Keeping It Clean
By Laurie Gelb, July 7, 2011
Recently I became aware that my husband’s national pharmacy record contains not only his own data, but that of another patient.
The root cause: the other patient, in another state, with a different payor, was never asked to confirm his address when he picked up his meds. He has the same DOB, first and last name as my husband, though their middle initials, and, of course addresses, are different. Naturally, a "boomer" generation yields birth date clusters. Had anyone ever asked him one simple question at each pickup, “What is your address?” and compared it with the primary address on screen, I wouldn't be writing this.
Between the pharmacy that repeatedly pulled up the wrong record, me, the health plan, the Web team and the pharmacy’s HQ, there have been about 20 phone calls + a series of logins to investigate and re-separate the records of these two patients. I have participated in about half of those. I was told that “one other case” has occurred in memory, meaning probably thousands as yet undetected or unresolved.
A month since I first notified the pharmacy of the issue, the incorrect data are still mingled, though not for lack of trying. As a last resort, my husband’s record has been deleted and re-created, so far with two sets of login credentials for the new record, neither of which works.
Now the question for your EHR vendor: what automated internal validity checks are run on the data populating the record associated with a single MR number, other than obvious single-field validations like date formats? We've already seen the error rate in e-Rx. An EHR selling point is medication alerts. We would expect a pharmacy record to do as well, no? However, for months now, no edits or alerts have popped up, though the combination of my husband and his counterpart results in a patient who has been on two macrolides, a steroid, warfarin, rx NSAID, ED drug, opiate and four antihypertensives, among other things.
So to your knowledge, do clinicians entering EHR data routinely verify anything other than name? Or do they simply presume the applicability of a paper chart that someone else pulled, or the EHR that they just opened? We certainly can’t tell ourselves that they would always spot internal inconsistencies.
No doubt accidental merges have already occurred in EHRs. And clearly the structure underlying most EHRs (if not all) would have a difficult time backing out a large quantity of data and re-associating it with a second identifier, until we really standardize import/export formats.

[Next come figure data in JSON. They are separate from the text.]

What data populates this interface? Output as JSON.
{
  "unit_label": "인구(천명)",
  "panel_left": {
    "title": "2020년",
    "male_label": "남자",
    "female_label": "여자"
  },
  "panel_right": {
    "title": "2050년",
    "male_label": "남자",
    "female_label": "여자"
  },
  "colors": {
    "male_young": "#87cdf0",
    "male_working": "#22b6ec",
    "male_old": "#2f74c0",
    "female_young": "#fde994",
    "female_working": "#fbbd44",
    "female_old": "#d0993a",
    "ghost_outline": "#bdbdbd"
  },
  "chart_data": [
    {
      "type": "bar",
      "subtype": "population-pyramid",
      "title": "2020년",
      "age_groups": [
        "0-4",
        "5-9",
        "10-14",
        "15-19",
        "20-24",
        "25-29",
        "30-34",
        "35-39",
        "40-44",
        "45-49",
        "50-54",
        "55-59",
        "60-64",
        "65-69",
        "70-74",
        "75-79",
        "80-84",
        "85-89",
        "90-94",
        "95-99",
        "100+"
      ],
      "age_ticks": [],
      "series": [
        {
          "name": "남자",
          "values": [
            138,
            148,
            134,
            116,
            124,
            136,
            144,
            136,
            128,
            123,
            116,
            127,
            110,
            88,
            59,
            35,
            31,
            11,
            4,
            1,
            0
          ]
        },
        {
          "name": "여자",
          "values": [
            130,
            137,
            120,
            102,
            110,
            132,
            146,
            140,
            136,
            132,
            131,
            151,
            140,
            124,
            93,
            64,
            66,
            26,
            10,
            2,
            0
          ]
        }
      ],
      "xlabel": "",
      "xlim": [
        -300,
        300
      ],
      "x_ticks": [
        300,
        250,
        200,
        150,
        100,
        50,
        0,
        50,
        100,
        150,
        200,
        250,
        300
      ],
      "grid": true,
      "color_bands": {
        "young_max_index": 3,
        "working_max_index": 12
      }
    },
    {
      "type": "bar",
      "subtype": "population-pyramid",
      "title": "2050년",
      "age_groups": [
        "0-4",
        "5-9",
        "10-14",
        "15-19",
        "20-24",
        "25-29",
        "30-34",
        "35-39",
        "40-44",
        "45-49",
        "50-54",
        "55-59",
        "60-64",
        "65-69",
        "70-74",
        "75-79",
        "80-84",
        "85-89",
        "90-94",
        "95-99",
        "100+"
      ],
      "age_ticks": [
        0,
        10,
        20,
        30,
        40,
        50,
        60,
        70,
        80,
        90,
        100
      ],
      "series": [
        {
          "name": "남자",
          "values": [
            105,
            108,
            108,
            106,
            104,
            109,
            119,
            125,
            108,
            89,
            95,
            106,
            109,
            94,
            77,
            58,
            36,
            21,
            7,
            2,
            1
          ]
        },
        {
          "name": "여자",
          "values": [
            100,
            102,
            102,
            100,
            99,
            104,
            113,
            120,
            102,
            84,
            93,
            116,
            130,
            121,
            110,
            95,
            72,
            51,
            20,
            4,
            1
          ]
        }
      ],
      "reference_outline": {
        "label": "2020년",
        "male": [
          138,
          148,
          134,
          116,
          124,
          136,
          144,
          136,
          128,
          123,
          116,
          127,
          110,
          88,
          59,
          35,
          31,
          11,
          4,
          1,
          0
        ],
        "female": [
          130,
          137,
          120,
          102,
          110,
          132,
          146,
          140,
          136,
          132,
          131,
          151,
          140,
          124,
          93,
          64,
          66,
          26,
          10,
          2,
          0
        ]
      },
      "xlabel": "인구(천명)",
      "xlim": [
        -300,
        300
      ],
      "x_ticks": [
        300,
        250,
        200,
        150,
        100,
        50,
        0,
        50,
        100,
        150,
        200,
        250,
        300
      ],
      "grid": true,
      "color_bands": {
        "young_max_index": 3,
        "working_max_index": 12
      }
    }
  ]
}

And is it the clinician's job to reassign data into the appropriate records?
Certainly there are HIPAA implications as accounting of disclosures becomes more robust. With an increasingly cloud-based environment but no über-record, contradictory information will find its way into multiple databases, with little impetus or procedure for reconciliation. I don't see the words “cleaning” or “data validation” anywhere in the PCAST HIT report, or in too many near-term HIT agendas.
My pharmacy woes don't bode well for the far more complex EHR. As it happens, I've seen errors in every personally-verifiable EHR I've ever skimmed, including at sites used as Federal models. And if I weren’t ordering refills via mail order, I would never have seen the merge, with unforeseeable consequences.
For example, my husband wears a MedicAlert bracelet, linked to an accurate drug list. In an ER, which list would a physician believe: the one from a pharmacy, that a fully functional EHR will link in, or the “self-reported” one? But the former would be dangerously misleading, and, in fact, would also call the list of conditions on my husband’s wrist and his PHR into question. Then what?
Probability of 100% human verification in the next decade? Zero, unless you design systems that require it. Of course, there are many solutions for positive ID, from biometrics to unique credentials. All require time and money. Whose?
In the zero payment for errors mindset, as EHRs become the go-to reference, who does the cleanup and how? And why -- what are the incentives for doing so? The answers to these questions may influence your cost trend over the next few years than we yet know.